March 29 2010
The Supreme Court has ruled that circumstances which were not reasonably foreseeable at the time of the conclusion of an agreement and which increase the burden of the agreement disproportionately can, in certain circumstances, be considered an 'impediment' within the meaning of Article 79 of the UN Convention on Contracts for the International Sale of Goods (CISG).
A French vendor and a Dutch purchaser entered into successive contracts for the sale and delivery of steel tubes for scaffolding, which were to be delivered to Tongeren in Belgium. In early 2004, in view of a 70% increase in the market price of steel, the vendor asked for the contracts to be renegotiated for an increased sale price. As the parties were unable to reach an amicable agreement, the dispute went to court in Belgium.

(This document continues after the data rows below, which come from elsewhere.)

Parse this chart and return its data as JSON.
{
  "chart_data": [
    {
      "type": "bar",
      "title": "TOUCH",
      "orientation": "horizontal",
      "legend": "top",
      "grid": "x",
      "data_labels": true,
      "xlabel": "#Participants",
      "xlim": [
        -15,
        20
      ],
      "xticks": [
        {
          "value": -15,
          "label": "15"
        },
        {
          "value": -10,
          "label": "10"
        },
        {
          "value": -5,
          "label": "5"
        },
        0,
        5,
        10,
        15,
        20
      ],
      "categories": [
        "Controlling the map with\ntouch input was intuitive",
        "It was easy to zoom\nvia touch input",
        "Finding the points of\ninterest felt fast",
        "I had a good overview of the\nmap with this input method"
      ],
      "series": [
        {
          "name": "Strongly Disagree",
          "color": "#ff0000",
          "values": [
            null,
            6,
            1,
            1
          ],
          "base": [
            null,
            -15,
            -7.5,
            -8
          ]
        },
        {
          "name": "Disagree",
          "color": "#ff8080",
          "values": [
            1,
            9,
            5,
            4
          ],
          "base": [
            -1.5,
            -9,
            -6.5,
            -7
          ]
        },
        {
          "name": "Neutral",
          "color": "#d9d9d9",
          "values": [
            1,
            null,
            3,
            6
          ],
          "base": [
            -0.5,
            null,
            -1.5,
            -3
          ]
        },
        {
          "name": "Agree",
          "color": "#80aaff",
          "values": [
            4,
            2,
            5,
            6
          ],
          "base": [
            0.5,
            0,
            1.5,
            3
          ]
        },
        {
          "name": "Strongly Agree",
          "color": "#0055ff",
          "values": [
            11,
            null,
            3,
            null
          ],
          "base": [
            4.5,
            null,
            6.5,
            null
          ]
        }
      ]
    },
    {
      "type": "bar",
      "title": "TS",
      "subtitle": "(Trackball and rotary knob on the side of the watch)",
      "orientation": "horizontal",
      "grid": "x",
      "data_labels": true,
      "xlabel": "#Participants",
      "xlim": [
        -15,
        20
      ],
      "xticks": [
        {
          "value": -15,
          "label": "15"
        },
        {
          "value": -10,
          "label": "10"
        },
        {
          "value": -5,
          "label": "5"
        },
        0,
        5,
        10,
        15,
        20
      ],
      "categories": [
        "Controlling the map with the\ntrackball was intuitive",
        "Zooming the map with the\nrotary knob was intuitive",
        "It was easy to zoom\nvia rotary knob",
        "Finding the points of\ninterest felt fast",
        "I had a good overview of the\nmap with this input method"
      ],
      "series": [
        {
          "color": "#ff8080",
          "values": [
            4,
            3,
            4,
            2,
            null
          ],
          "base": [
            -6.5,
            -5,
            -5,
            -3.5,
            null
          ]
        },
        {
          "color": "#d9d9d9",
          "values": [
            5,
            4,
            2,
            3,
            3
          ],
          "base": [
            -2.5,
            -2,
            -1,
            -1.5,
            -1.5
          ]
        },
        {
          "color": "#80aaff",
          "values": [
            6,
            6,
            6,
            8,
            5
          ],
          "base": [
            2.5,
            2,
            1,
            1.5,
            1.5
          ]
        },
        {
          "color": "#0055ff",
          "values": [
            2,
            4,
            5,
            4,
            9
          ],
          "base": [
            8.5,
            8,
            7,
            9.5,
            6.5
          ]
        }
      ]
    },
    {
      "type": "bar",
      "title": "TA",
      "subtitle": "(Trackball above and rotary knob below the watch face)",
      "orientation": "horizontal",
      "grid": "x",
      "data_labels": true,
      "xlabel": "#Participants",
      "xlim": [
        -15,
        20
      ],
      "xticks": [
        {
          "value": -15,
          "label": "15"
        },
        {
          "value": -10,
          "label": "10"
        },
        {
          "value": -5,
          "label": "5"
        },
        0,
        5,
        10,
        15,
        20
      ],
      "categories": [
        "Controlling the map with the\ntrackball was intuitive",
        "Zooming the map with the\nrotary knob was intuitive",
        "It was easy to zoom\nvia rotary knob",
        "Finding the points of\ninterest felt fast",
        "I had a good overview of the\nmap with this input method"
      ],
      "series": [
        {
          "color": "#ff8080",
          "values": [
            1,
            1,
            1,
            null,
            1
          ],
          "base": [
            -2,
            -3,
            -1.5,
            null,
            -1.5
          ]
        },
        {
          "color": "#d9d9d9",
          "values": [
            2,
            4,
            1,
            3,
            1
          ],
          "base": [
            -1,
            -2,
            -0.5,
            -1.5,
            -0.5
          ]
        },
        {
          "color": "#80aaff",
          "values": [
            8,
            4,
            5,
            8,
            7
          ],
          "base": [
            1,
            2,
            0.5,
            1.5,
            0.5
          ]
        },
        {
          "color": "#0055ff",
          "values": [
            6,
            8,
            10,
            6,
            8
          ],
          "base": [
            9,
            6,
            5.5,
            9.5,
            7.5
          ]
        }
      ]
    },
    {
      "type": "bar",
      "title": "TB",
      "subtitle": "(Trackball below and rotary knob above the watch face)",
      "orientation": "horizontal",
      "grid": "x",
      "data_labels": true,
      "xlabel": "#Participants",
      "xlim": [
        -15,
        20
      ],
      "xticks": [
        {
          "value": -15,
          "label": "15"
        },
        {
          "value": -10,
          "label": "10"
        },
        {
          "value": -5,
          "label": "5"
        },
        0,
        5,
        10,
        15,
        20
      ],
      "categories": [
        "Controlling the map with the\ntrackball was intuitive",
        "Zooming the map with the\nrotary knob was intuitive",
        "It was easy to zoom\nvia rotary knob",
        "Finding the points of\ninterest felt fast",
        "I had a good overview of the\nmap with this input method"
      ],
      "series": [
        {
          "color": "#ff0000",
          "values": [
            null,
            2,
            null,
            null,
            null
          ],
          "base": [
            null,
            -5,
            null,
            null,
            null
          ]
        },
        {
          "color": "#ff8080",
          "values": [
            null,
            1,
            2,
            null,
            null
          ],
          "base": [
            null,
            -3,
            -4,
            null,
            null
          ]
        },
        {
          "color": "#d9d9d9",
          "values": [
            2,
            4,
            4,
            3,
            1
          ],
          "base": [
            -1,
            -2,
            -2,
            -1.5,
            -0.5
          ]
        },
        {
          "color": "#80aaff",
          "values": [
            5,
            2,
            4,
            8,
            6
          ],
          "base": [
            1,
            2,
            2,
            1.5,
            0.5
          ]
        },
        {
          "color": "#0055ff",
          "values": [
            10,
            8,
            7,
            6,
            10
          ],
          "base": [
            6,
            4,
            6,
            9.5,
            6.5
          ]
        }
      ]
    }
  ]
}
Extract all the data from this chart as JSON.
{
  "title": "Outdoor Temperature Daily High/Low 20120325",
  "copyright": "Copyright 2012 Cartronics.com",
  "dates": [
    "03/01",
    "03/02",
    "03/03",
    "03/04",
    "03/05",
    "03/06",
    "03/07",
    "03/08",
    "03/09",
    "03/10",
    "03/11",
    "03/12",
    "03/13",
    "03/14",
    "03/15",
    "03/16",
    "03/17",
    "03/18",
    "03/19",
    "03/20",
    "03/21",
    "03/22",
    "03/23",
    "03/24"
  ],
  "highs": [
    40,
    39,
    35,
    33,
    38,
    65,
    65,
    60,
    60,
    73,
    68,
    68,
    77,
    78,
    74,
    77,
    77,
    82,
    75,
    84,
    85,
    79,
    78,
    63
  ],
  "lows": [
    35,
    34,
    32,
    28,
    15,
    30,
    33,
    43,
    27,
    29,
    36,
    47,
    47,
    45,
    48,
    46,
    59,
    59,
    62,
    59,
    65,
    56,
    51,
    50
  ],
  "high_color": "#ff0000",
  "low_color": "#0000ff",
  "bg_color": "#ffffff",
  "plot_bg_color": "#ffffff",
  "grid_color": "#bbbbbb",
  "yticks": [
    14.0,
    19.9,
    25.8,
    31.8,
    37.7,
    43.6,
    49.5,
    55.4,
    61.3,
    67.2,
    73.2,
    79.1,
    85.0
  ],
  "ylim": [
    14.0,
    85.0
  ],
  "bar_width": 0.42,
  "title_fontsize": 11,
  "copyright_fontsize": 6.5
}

The president of the Tongeren Commercial Court, sitting in summary proceedings, ordered as a provisional measure that the vendor deliver the ordered products to the purchaser and that the purchaser pay half of the requested price increase. This led the purchaser to initiate proceedings on the merits.
Commercial court decision
In the proceedings on the merits the court held that price fluctuations are foreseeable and were part of the business risk assumed by the vendor, all the more so in this case because the vendor had failed to include a price adjustment clause in the sales contract.
The court held that circumstances which do not make a contract impossible to perform, but merely render its performance more onerous, cannot be considered an impediment in the sense of Article 79. The vendor appealed.
Appeal court decision
Antwerp Court of Appeal's judgment was radically different. It implicitly held that the issue at stake was not governed by the CISG and that the question should be governed by the national law applicable to the contract. By virtue of Article 4 of the Rome Convention on the Law Applicable to Contractual Obligations, French law applied in this case.
French law, particularly the principle of good faith in Article 1135 of the French Civil Code, was found to give parties in such circumstances the right to renegotiate the contract. Therefore, the purchaser's refusal to renegotiate the price constituted a breach of contract, as a result of which the vendor - which was ordered to deliver by the president of the Tongeren Commercial Court - was entitled to compensation. The purchaser appealed to the Supreme Court.
Supreme Court decision
In a landmark judgment dated June 19 2009, the Supreme Court held that Article 79 can govern hardship. Changed circumstances which were not reasonably foreseeable when the agreement was concluded and which increased the burden of the agreement disproportionately can, in some circumstances, constitute an impediment in the sense of Article 79.
However, the court noted that the CISG gives no indication as to how hardship issues are to be resolved.
In an attempt to bridge this gap, the court (by virtue of Articles 7(1) and 7(2) of the CISG) referred to the general principles governing the law of international trade, including the UNIDROIT Principles for International Commercial Contracts, which state that the party which invokes changed circumstances that fundamentally disturb the contractual balance is entitled to seek the renegotiation of the contract.
The Supreme Court therefore upheld the judgment of the Court of Appeal, as the latter had correctly held that the purchaser and vendor were obliged to renegotiate the contracts.
This is a landmark decision for two reasons. First, the court went out on a limb in accepting hardship under Article 79. Internationally, this is a significant precedent. Second, for the first time in its history, the Supreme Court made reference to the UNIDROIT Principles of International Commercial Contracts to resolve a dispute. This indicates that its judges are up to date with recent economic and legal developments in international trade.